# Convolve and fitting

I want to convolve two equation, then I want to find the parameters. But it doesn't give the answer and Takes too much time. What is the wrong with my code?

nlm = NonlinearModelFit[
data, {Convolve[
a*UnitStep[x - b]*c*Sqrt[x - b]*
Divide[Pi*Divide[Sqrt[d], Sqrt[x - b]]*
Exp[Pi*Divide[Sqrt[d], Sqrt[x - b]]],
Sinh[Pi*Divide[Sqrt[d], Sqrt[x - b]]]] +
a*d*Sum[Divide[4*Pi, n^3]*DiracDelta[x - b + d/n^2], {n, 1, 1}],
VoigtDistribution, x, y], b < Min[data[[All, 1]]],
b < Min[data[[All, 1]]]}, {{a, 10}, {b, -1}, c, d}, x];
nlm["BestFitParameters"]

• I noticed, that VoigtDistribution requieres 2 parameters but you provided none. – meneken17 Sep 24 '18 at 19:54
• What does it mean, is it X and y?could you tell me how to use Voigt distribution function correctly – Tharaka Sep 25 '18 at 0:13
• How do I enter those parameters with my code? I have around 600 experimental data. Could you please make it correct? – Tharaka Sep 25 '18 at 1:55
• You've asked 8 questions (with several of them appearing to be about the same dataset and model), few responses from you, and no accepting of any answers.
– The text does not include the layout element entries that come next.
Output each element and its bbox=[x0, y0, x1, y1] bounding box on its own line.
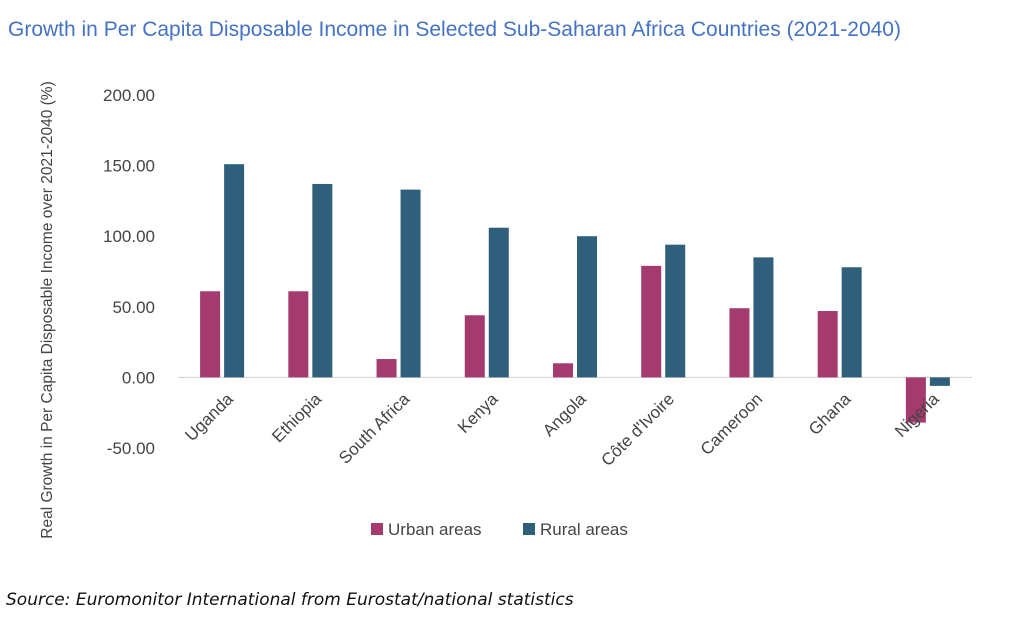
urban-bar bbox=[905, 377, 926, 423]
y-axis-ticks: 200.00 150.00 100.00 50.00 0.00 -50.00 bbox=[103, 86, 155, 458]
legend-swatch-urban bbox=[371, 523, 383, 535]
y-tick-label: -50.00 bbox=[107, 439, 155, 458]
legend-label-rural: Rural areas bbox=[540, 520, 628, 539]
urban-bar bbox=[376, 359, 397, 378]
source-note: Source: Euromonitor International from E… bbox=[6, 590, 574, 610]
urban-bar bbox=[288, 291, 309, 378]
x-axis-tick-labels: Uganda Ethiopia South Africa Kenya Angola Côt… bbox=[181, 389, 943, 470]
y-tick-label: 50.00 bbox=[112, 298, 155, 317]
legend-label-urban: Urban areas bbox=[388, 520, 482, 539]
legend: Urban areas Rural areas bbox=[371, 520, 628, 539]
bars bbox=[200, 164, 950, 423]
y-tick-label: 0.00 bbox=[122, 368, 155, 387]
rural-bar bbox=[665, 244, 686, 378]
rural-bar bbox=[577, 236, 597, 378]
rural-bar bbox=[488, 227, 509, 378]
rural-bar bbox=[929, 377, 950, 386]
urban-bar bbox=[200, 291, 221, 378]
x-tick-label: Kenya bbox=[454, 389, 502, 437]
y-tick-label: 100.00 bbox=[103, 227, 155, 246]
rural-bar bbox=[841, 267, 862, 378]
rural-bar bbox=[753, 257, 774, 378]
urban-bar bbox=[641, 265, 662, 378]
x-tick-label: Ghana bbox=[805, 389, 855, 439]
urban-bar bbox=[729, 308, 750, 378]
x-tick-label: Cameroon bbox=[697, 389, 767, 459]
rural-bar bbox=[224, 164, 245, 378]
rural-bar bbox=[400, 189, 421, 378]
x-tick-label: Côte d'Ivoire bbox=[598, 389, 679, 470]
x-tick-label: Uganda bbox=[181, 389, 237, 445]
y-tick-label: 200.00 bbox=[103, 86, 155, 105]
urban-bar bbox=[464, 315, 485, 378]
x-tick-label: South Africa bbox=[335, 389, 414, 468]
urban-bar bbox=[553, 363, 573, 378]
x-tick-label: Ethiopia bbox=[268, 389, 325, 446]
rural-bar bbox=[312, 183, 333, 378]
x-tick-label: Angola bbox=[539, 389, 590, 440]
legend-swatch-rural bbox=[523, 523, 535, 535]
y-axis-label: Real Growth in Per Capita Disposable Inc… bbox=[39, 81, 56, 538]
urban-bar bbox=[817, 311, 838, 378]
chart-title: Growth in Per Capita Disposable Income i… bbox=[8, 18, 901, 41]
y-tick-label: 150.00 bbox=[103, 157, 155, 176]
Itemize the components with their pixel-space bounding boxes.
Please respond to the answers and/or comments to get this issue resolved. – JimB Nov 26 '18 at 16:25

I neither know the context of your calculation nor do I know properties of the Voigt distribution so I cannt help you choose those: According to the reference and the wikipedia-article it should be VoigtDistribution[sigma,delta] where sigma is the standard-error of the underlying gauss distributionand delta is the $$\gamma$$ of the unerdlying Lorentz distribution.
As VoigtDistribution[\sigma,\delta] gives you a distribution you have to use
PDF[VoigtDistribution[sigma,delta],x]